The woman was the first to testify in the trial of Jonathan Schiefer, a man accused of third-degree sexual abuse and first-degree burglary.
At the time of his arrest in August 2008, some members of the public believed Schiefer was connected to a string of assaults that occurred near the UI campus from 2006 to 2008. The attacks stopped after the 34-year-old was arrested.

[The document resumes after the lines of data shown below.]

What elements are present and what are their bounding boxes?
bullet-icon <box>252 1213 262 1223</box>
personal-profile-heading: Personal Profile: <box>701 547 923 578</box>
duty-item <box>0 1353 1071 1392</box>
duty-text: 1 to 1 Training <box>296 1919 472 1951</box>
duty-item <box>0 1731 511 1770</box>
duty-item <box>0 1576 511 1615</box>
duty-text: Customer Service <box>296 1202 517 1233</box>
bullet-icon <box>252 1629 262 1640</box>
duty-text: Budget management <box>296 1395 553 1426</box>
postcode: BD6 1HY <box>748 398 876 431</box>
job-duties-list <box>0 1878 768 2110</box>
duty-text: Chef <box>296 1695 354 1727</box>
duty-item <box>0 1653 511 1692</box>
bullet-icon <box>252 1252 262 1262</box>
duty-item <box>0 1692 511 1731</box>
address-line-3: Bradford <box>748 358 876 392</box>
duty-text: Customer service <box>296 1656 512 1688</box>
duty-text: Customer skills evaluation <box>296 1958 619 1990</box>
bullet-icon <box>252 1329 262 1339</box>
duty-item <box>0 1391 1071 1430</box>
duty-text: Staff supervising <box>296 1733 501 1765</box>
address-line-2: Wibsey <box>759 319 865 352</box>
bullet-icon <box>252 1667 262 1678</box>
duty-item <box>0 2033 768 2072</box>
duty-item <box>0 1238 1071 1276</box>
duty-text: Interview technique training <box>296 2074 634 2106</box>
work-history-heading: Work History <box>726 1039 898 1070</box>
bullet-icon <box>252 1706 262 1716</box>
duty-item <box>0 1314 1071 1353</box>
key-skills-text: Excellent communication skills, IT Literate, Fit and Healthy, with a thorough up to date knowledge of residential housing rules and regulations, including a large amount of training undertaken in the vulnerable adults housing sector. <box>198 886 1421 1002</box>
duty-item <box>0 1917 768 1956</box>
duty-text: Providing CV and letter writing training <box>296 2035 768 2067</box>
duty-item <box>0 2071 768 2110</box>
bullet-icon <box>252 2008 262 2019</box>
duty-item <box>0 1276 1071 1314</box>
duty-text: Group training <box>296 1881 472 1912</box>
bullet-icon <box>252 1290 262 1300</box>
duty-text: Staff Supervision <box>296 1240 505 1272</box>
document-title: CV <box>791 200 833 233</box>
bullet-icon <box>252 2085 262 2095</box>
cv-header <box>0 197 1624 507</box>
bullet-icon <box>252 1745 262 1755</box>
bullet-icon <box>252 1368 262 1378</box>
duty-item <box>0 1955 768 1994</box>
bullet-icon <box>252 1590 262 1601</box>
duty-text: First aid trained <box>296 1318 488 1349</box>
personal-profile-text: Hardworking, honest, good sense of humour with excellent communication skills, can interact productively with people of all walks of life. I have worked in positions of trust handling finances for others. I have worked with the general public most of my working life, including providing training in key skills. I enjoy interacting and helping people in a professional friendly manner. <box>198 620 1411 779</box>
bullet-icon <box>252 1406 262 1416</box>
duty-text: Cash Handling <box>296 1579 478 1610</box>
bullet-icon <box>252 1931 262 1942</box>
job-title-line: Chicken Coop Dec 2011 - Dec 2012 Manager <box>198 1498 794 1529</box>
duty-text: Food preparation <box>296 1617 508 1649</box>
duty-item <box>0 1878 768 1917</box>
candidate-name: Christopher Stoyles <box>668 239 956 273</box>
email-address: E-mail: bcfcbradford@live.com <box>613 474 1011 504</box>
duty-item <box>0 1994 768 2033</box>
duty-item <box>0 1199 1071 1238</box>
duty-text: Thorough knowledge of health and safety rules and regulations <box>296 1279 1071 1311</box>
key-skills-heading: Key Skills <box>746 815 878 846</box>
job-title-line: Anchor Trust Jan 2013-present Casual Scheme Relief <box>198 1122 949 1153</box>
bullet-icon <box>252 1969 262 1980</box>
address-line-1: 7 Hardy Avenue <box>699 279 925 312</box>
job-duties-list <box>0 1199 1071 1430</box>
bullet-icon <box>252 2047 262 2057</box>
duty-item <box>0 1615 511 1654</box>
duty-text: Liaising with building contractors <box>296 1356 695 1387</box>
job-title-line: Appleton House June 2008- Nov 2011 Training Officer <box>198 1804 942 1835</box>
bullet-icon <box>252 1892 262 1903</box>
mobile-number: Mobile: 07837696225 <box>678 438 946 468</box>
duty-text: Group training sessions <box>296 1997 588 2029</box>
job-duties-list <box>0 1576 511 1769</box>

However, no officials have confirmed this connection, and no victims of the other crimes have identified Schiefer as their assailant.

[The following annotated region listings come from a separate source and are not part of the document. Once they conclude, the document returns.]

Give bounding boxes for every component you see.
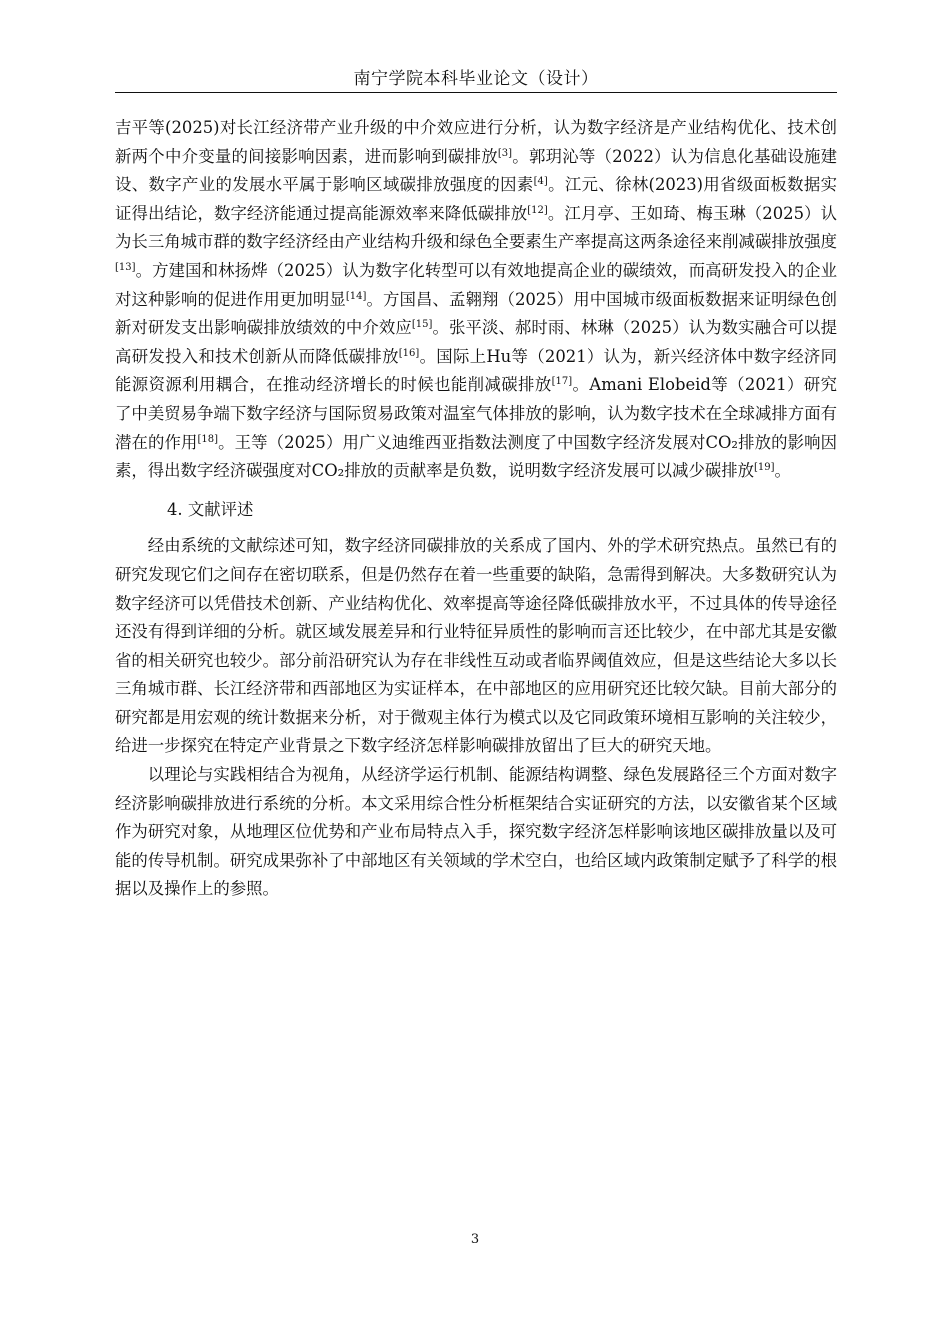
citation-15: [15] bbox=[411, 319, 433, 331]
page-number: 3 bbox=[470, 1232, 480, 1247]
citation-14: [14] bbox=[345, 290, 367, 302]
header-divider bbox=[115, 92, 837, 93]
citation-13: [13] bbox=[115, 261, 136, 273]
citation-12: [12] bbox=[527, 204, 548, 216]
citation-18: [18] bbox=[197, 433, 219, 445]
paragraph-review-2: 以理论与实践相结合为视角，从经济学运行机制、能源结构调整、绿色发展路径三个方面对数字经济影响碳排放进行系统的分析。本文采用综合性分析框架结合实证研究的方法，以安徽省某个区域作为研究对象，从地理区位优势和产业布局特点入手，探究数字经济怎样影响该地区碳排放量以及可能的传导机制。研究成果弥补了中部地区有关领域的学术空白，也给区域内政策制定赋予了科学的根据以及操作上的参照。 bbox=[115, 765, 837, 899]
citation-19: [19] bbox=[754, 462, 775, 474]
paragraph-review-1: 经由系统的文献综述可知，数字经济同碳排放的关系成了国内、外的学术研究热点。虽然已有的研究发现它们之间存在密切联系，但是仍然存在着一些重要的缺陷，急需得到解决。大多数研究认为数字经济可以凭借技术创新、产业结构优化、效率提高等途径降低碳排放水平，不过具体的传导途径还没有得到详细的分析。就区域发展差异和行业特征异质性的影响而言还比较少，在中部尤其是安徽省的相关研究也较少。部分前沿研究认为存在非线性互动或者临界阈值效应，但是这些结论大多以长三角城市群、长江经济带和西部地区为实证样本，在中部地区的应用研究还比较欠缺。目前大部分的研究都是用宏观的统计数据来分析，对于微观主体行为模式以及它同政策环境相互影响的关注较少，给进一步探究在特定产业背景之下数字经济怎样影响碳排放留出了巨大的研究天地。 bbox=[115, 536, 837, 756]
citation-16: [16] bbox=[398, 347, 420, 359]
page-header-title: 南宁学院本科毕业论文（设计） bbox=[353, 69, 599, 89]
citation-17: [17] bbox=[551, 376, 573, 388]
section-heading-literature-review: 4. 文献评述 bbox=[167, 499, 254, 519]
page-body bbox=[115, 114, 837, 904]
citation-4: [4] bbox=[533, 176, 548, 188]
citation-3: [3] bbox=[497, 147, 513, 159]
paragraph-literature-continued: 吉平等(2025)对长江经济带产业升级的中介效应进行分析，认为数字经济是产业结构优化、技术创新两个中介变量的间接影响因素，进而影响到碳排放[3]。郭玥沁等（2022）认为信息化基础设施建设、数字产业的发展水平属于影响区域碳排放强度的因素[4]。江元、徐林(2023)用省级面板数据实证得出结论，数字经济能通过提高能源效率来降低碳排放[12]。江月亭、王如琦、梅玉琳（2025）认为长三角城市群的数字经济经由产业结构升级和绿色全要素生产率提高这两条途径来削减碳排放强度[13]。方建国和林扬烨（2025）认为数字化转型可以有效地提高企业的碳绩效，而高研发投入的企业对这种影响的促进作用更加明显[14]。方国昌、孟翱翔（2025）用中国城市级面板数据来证明绿色创新对研发支出影响碳排放绩效的中介效应[15]。张平淡、郝时雨、林琳（2025）认为数实融合可以提高研发投入和技术创新从而降低碳排放[16]。国际上Hu等（2021）认为，新兴经济体中数字经济同能源资源利用耦合，在推动经济增长的时候也能削减碳排放[17]。Amani Elobeid等（2021）研究了中美贸易争端下数字经济与国际贸易政策对温室气体排放的影响，认为数字技术在全球减排方面有潜在的作用[18]。王等（2025）用广义迪维西亚指数法测度了中国数字经济发展对CO₂排放的影响因素，得出数字经济碳强度对CO₂排放的贡献率是负数，说明数字经济发展可以减少碳排放[19]。 bbox=[115, 118, 838, 481]
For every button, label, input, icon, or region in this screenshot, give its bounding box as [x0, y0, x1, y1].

Periodically tightening his jaw, he sat silent and stone-faced in a Johnson County courtroom Monday, even when the woman pointed at Schiefer to identify him as her assailant.

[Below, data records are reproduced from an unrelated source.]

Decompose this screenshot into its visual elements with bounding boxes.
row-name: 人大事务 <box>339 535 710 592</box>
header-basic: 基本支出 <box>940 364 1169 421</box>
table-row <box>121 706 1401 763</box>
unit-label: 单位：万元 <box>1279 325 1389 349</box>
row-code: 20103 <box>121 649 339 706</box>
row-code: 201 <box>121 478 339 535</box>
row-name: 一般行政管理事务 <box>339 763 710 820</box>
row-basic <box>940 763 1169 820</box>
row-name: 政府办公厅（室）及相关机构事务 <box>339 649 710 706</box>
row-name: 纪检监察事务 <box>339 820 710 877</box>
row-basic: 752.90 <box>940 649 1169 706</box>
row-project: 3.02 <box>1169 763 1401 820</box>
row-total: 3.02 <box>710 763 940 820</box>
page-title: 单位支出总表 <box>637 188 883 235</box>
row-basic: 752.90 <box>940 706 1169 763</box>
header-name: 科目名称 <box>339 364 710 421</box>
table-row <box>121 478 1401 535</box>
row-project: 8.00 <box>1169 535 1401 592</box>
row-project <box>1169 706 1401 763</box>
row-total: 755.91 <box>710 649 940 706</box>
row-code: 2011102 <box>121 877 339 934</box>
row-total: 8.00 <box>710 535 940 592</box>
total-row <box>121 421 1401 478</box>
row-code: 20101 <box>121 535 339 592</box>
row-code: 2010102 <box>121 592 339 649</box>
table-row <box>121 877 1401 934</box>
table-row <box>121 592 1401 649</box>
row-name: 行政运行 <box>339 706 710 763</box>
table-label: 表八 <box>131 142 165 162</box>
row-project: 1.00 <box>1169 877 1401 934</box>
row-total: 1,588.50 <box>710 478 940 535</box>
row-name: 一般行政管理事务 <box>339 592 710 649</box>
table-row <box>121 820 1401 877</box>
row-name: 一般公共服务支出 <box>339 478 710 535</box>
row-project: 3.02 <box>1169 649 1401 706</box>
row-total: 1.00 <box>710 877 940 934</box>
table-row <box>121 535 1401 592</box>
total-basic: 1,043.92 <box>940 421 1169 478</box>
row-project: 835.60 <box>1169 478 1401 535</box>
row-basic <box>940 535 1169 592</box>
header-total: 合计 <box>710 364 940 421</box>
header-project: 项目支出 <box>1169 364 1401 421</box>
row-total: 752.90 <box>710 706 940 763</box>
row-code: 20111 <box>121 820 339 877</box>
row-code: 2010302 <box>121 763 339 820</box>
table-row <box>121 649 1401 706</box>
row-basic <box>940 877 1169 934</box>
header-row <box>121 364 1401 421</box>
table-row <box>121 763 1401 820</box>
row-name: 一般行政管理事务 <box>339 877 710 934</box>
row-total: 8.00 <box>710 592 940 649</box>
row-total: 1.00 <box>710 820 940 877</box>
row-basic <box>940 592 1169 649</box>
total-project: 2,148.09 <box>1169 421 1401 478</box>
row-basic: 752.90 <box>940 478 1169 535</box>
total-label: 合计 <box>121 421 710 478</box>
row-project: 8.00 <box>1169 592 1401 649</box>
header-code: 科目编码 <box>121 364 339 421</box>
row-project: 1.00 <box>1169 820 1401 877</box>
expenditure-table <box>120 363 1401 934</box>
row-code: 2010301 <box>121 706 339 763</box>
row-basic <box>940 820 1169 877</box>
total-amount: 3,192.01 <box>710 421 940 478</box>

She testified that 5 to 10 minutes after she got into bed early on the morning of April 6, 2008, she saw a shadow outside the window of her near-campus apartment.
“I just kind of froze,” she said. “It was so fast that I kind of sat up and turned around to see if someone was there.”
After she lay back down, she said, her bedroom door cracked open, and she saw an eye through the gap. She said the perpetrator proceeded to sexually assault her.
As she screamed for help, she struggled to free herself.
“It sounded really panicky,” later testified Holly Heisdorf, one of the woman’s neighbors in the building. “She wanted something or someone really fast.”
When the man left, the accuser fled to a neighbor’s apartment, where two men helped her and called the police.
Police collected evidence and talked to neighbors, various members of the Iowa City police testified.
That summer, officials decided to set up surveillance of the apartment, said Iowa City police Detective David Gonzalez. Officials had four teams, one of which included a female officer who acted as decoy inside the alleged victim’s apartment.
Late on July 19, the teams twice observed a man — whom police say was Schiefer — approach the window of the apartment and cited him for trespassing.
After speaking with a criminalist in August 2008, Gonzalez obtained an arrest warrant and went to Williamsburg to meet Schiefer.
The state criminalist, Michael Halverson, said authorities compared DNA taken from the original attack to cigarettes found outside the apartment, and eventually to Schiefer’s.
Gonzalez said as they spoke, Schiefer “began to recall more and more” and even admitted entering the apartment.
“Schiefer, in his mind, it would have been a consensual sex act,” Gonzalez said.
The trial, which did not include a jury at Schiefer’s request, opened with a statement from assistant Johnson County prosecutor Anne Lahey. Lahey and Schiefer’s attorney Davis Foster questioned witnesses throughout the rest of the day.
The trial will resume at 9 a.m. today.